Disharmony. Uh-oh. The calm has been disrupted as turbulent waters surface – at times, seeming out of nowhere. One party of the partnership has been triggered into a dysregulated state.  In other words, he or she is now upset. Frustration, annoyance, anger, rage, disappointment, fear or any semblance of feeling other than satisfaction becomes the current emotional state. If one or both partners are in disharmony, the relationship or the “we” of the shared space is also in disharmony. In fact, our relationship might be in disharmony and I may not know it because you are in disharmony. Furthermore, when the mess of disharmony comes (and it always does as a natural and normal part of relationship), it cannot be denied. We might try our hand at fooling ourselves with all sorts of avoidant blinders, but if the reality says it, so it is. We are in disharmony. The rational and reasoning part of our brains has given way to the more primitive, reptilian section which is hell-bent on protection and survival, even at the expense of the relationship. Thus, as feelings dispel, the relationship needs to move into a conscious and active state of …

Repair. The success of any relationship is based on intention plus process. In other words, our ability to stay in the process of showing up with relational skill and compassionate generosity lays the groundwork of moving effectively through conflict back into harmony. Relational living is a learned art. “Falling in love” is the easy part, but the maturity needed to sustain the adventure – none of us were born knowing how to do that. And yet without learning this necessary skillset and applying it with consciousness, we are doomed toward either a failed relationship or one that is limited by superficiality. As partners reach across the divide of the disconnected space with understanding, empathy, humility and ownership, repair begins and the couple warms to a harmonious state once again. Brains become regulated and calm. Safety and trust are reestablished. Play and delight can be reengaged.

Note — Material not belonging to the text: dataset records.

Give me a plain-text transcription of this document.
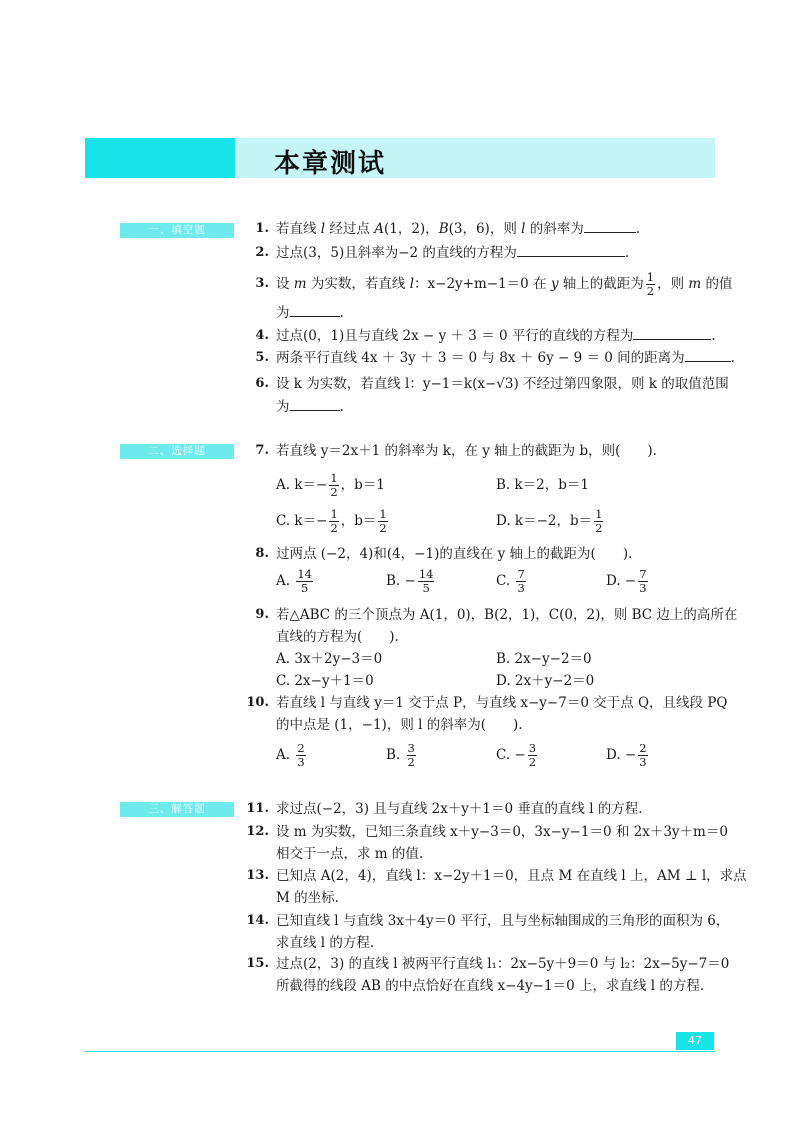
本章测试
一、填空题
二、选择题
三、解答题
1. 若直线 l 经过点 A(1，2)，B(3，6)，则 l 的斜率为	.
2. 过点(3，5)且斜率为−2 的直线的方程为	.
3. 设 m 为实数，若直线 l：x−2y+m−1＝0 在 y 轴上的截距为 $\frac{1}{2}$ ，则 m 的值
为	.
4. 过点(0，1)且与直线 2x − y ＋ 3 ＝ 0 平行的直线的方程为	.
5. 两条平行直线 4x ＋ 3y ＋ 3 ＝ 0 与 8x ＋ 6y − 9 ＝ 0 间的距离为	.
6. 设 k 为实数，若直线 l：y−1＝k(x−√3) 不经过第四象限，则 k 的取值范围
为	.
7. 若直线 y＝2x＋1 的斜率为 k，在 y 轴上的截距为 b，则(　　).
A. $k=- \frac{1}{2}$ ，b＝1	B. k＝2，b＝1
C. $k=- \frac{1}{2}$ ，$b= \frac{1}{2}$	D. k＝−2，$b= \frac{1}{2}$
8. 过两点 (−2，4)和(4，−1)的直线在 y 轴上的截距为(　　).
A. $\frac{14}{5}$	B. − $\frac{14}{5}$	C. $\frac{7}{3}$	D. − $\frac{7}{3}$
9. 若△ABC 的三个顶点为 A(1，0)，B(2，1)，C(0，2)，则 BC 边上的高所在
直线的方程为(　　).
A. 3x＋2y−3＝0	B. 2x−y−2＝0
C. 2x−y＋1＝0	D. 2x＋y−2＝0
10. 若直线 l 与直线 y＝1 交于点 P，与直线 x−y−7＝0 交于点 Q，且线段 PQ
的中点是 (1，−1)，则 l 的斜率为(　　).
A. $\frac{2}{3}$	B. $\frac{3}{2}$	C. − $\frac{3}{2}$	D. − $\frac{2}{3}$
11. 求过点(−2，3) 且与直线 2x＋y＋1＝0 垂直的直线 l 的方程.
12. 设 m 为实数，已知三条直线 x＋y−3＝0，3x−y−1＝0 和 2x＋3y＋m＝0
相交于一点，求 m 的值.
13. 已知点 A(2，4)，直线 l：x−2y＋1＝0，且点 M 在直线 l 上，AM ⊥ l，求点
M 的坐标.
14. 已知直线 l 与直线 3x＋4y＝0 平行，且与坐标轴围成的三角形的面积为 6，
求直线 l 的方程.
15. 过点(2，3) 的直线 l 被两平行直线 l₁：2x−5y＋9＝0 与 l₂：2x−5y−7＝0
所截得的线段 AB 的中点恰好在直线 x−4y−1＝0 上，求直线 l 的方程.
47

If a relationship survives the round and round of this cycle, over and over again, it moves into the beautiful state of being …

Vintage. Don’t you love how that sounds? I want to die being in one of those. When you accept the totality of the journey with total abandon – both its inevitable multiple ruptures and then its sure-fire repair – a thousand times over. A wonderful example of this type of vintage love comes from the 1981 movie, On Golden Pond. An older married couple has the following conversation:

Norman: You want to know why I came back so fast? I got to the end of our lane. I couldn’t remember where the old town road was. I went a little ways in the woods. There was nothing familiar. Not one damn tree. Scared me half to death. That’s why I came running back here to you. So I could see your pretty face and I could feel safe and that I was still me.

Ethel: You’re safe, you old poop. After lunch, after we’ve gobbled up all those silly strawberries, we’ll take ourselves to the old town road. We’ve been there a thousand times. A thousand. And you’ll remember it all. Listen to me, mister. You’re my knight in shining armor. Don’t you forget it. You’re gonna get back up on that horse and I’m gonna be right behind you holding on tight and away we’re gonna go, go, go.

Norman: I don’t like horses. You are a pretty old dame, aren’t you? What are you doing with a dotty old son of a bitch like me?

Ethel: Well, I haven’t the vaguest idea.

So, there you have it – the simplicity of a relational compass. Where are you with your partner, your child, your family and friends? Acknowledge what you need to add to your emotional repertoire as to increase your mobility through the phases. You deserve that as do your loved ones. Hopefully, I will see you on the road. For, if you are like me, we both have a few laps to go.